KARSEN, FRITZ (1885–1951), educator. Born in Breslau, Germany, Karsen began his educational career in Berlin as a secondary school teacher. In 1920, at the national school conference he presented the Einheitsschule (unified primary school) idea, which aimed at the mixing of social classes. His major achievement during this period was the organization and direction, 1921–33, of a school complex (from kindergarten through secondary school), the Karl Marx School in Berlin-Neukoelln.

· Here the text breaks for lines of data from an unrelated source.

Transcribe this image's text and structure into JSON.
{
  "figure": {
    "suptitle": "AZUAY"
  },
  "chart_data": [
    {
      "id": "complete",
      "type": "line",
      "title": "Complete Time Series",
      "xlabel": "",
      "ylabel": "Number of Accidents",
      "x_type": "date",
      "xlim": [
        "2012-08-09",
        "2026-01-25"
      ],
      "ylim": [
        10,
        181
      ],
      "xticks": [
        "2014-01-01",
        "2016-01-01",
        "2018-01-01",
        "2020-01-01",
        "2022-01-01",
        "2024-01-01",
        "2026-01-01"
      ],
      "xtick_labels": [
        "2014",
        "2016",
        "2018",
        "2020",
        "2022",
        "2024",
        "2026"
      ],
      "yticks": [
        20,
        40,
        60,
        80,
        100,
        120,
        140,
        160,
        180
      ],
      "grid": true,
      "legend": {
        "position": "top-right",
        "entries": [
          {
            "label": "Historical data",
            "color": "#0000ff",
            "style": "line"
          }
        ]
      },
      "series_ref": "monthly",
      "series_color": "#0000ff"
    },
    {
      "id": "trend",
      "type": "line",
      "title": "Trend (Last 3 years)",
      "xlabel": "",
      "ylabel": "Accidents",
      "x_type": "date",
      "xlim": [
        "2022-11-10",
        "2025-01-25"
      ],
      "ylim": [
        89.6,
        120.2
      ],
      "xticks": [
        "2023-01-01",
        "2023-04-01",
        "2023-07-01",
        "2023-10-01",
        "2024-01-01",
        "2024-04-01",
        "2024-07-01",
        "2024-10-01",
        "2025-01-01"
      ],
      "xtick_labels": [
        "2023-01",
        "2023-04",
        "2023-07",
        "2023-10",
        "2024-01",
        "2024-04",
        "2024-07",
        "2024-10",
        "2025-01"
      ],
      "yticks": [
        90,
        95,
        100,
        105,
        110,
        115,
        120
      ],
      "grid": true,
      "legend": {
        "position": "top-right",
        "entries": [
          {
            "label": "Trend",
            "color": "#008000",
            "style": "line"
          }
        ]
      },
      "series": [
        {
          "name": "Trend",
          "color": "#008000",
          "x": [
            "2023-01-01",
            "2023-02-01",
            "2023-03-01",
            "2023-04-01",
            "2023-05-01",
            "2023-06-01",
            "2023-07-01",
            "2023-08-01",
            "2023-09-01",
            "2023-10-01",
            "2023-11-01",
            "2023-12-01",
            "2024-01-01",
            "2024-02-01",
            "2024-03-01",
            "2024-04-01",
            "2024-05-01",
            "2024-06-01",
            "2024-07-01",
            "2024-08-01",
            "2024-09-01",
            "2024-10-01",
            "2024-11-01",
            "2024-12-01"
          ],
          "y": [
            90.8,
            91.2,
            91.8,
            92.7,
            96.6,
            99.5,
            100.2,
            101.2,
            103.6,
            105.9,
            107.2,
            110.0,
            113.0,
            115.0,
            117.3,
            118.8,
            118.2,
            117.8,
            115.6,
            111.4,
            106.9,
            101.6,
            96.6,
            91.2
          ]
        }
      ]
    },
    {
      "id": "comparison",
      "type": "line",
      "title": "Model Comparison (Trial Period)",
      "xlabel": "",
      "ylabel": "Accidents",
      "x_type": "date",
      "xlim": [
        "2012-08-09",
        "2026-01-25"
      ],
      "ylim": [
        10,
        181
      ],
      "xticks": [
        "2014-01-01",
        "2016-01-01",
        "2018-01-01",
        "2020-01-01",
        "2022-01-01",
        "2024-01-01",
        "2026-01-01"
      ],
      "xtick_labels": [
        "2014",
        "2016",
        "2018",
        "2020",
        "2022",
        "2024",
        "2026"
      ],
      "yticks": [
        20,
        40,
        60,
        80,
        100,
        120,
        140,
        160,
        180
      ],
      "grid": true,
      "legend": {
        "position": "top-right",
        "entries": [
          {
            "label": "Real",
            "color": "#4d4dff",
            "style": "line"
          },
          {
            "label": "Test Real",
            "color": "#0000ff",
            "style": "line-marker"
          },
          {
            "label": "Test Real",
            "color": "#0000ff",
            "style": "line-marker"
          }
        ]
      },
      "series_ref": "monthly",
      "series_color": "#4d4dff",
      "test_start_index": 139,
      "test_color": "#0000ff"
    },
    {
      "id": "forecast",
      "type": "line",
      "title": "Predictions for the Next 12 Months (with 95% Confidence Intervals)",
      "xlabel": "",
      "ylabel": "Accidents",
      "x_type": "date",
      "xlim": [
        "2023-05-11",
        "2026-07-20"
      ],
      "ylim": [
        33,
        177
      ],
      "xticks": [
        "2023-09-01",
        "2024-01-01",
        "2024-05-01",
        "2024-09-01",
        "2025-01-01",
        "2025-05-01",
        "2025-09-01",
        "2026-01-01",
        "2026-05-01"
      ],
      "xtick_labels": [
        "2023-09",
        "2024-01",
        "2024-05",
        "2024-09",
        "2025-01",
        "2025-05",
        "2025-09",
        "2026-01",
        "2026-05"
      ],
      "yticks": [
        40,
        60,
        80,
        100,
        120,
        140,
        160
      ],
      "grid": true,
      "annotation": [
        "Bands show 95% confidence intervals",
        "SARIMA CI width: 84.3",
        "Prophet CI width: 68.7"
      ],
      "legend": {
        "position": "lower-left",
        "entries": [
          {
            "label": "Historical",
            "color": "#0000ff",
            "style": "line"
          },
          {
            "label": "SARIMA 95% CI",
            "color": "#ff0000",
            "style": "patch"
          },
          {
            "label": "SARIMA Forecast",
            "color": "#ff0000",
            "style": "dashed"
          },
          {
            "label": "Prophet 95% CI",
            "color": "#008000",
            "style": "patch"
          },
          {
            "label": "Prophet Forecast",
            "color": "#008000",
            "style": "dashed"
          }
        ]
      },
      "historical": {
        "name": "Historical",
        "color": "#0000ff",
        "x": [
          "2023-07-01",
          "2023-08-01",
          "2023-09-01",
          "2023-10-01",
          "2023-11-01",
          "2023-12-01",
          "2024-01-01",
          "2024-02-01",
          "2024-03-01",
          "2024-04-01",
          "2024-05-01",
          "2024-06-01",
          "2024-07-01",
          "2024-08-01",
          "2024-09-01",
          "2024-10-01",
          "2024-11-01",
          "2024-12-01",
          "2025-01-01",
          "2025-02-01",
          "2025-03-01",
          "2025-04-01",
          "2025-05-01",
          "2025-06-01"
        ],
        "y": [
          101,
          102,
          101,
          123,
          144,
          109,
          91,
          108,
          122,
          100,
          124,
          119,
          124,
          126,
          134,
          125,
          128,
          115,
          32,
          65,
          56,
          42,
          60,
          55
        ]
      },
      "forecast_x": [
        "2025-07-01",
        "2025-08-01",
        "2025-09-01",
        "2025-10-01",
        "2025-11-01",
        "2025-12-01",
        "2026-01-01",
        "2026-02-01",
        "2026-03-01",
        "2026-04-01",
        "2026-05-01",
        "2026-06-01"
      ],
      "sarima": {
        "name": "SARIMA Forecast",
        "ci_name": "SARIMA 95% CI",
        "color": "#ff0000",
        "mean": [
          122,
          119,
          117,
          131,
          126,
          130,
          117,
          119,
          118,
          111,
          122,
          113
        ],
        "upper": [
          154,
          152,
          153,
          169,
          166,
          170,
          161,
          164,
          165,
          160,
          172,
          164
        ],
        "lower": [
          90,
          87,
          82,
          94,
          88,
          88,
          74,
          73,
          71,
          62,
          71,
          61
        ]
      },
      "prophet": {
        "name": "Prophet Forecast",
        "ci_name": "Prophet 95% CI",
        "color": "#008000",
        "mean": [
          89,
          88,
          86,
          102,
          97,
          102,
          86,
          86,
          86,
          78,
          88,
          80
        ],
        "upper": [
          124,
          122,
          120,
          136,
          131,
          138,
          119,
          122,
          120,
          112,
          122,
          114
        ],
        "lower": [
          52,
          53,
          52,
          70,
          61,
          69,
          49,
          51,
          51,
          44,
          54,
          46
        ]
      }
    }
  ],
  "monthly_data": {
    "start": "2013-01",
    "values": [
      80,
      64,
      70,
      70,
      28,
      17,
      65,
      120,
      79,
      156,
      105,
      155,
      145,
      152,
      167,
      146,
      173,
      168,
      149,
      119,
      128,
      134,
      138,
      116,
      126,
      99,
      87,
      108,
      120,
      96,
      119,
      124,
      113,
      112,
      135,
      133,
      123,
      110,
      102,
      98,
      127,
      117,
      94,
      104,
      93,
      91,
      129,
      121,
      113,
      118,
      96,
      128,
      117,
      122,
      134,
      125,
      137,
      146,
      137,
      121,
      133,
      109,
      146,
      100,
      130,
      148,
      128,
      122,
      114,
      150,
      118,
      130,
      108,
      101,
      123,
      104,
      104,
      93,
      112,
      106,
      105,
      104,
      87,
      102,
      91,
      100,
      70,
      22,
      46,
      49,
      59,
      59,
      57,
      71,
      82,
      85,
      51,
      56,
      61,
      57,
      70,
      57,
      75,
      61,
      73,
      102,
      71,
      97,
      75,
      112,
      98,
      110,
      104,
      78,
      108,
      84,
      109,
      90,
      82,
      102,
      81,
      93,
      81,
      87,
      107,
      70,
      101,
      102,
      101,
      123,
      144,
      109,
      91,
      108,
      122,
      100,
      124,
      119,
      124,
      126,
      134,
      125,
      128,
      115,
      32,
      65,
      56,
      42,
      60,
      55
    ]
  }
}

He introduced various new procedures in these schools, such as individualized instruction, pupil government, and activity method. Karsen undertook study trips to the U.S. and the U.S.S.R. His plans for an elaboration of his school organization to include young people aged 18 to 19 were halted by the advent of the Nazis. In 1933 Karsen left Germany and settled permanently in New York, where he served as professor of German at City College and professor of education at Brooklyn College. From 1946 to 1948, Karsen served as higher education specialist in the U.S. military government in Germany. The recognition of his educational work in Germany was commemorated by the establishment of the Fritz Karsen School in Berlin. Karsen's main writings include Die Schule der werdenden Gesellschaft (1921), Deutsche Versuchsschulen der Gegenwart und ihre Probleme (1923), and Die neue Schulen in Deutschland (1924), which he edited. He died in Guayaquil (Ecuador).

BIBLIOGRAPHY:

A. Ehrentreich, in: Bildung und Erziehung, 5 (Jan. 1952), 22–28. ADD. BIBLIOGRAPHY: G. Radde, Fritz KarsenEin Berliner Schulreformer in der Weimarer Zeit (1973); J.P. Eickhoff, Fritz KarsenEin Wegbereiter der modernen Erlebnispädagogik (1997); J.J. Choi, Reformpädagogik als UtopieDer Einheitsschulgedanke bei Paulo Oestreich und Fritz Karsen (2004).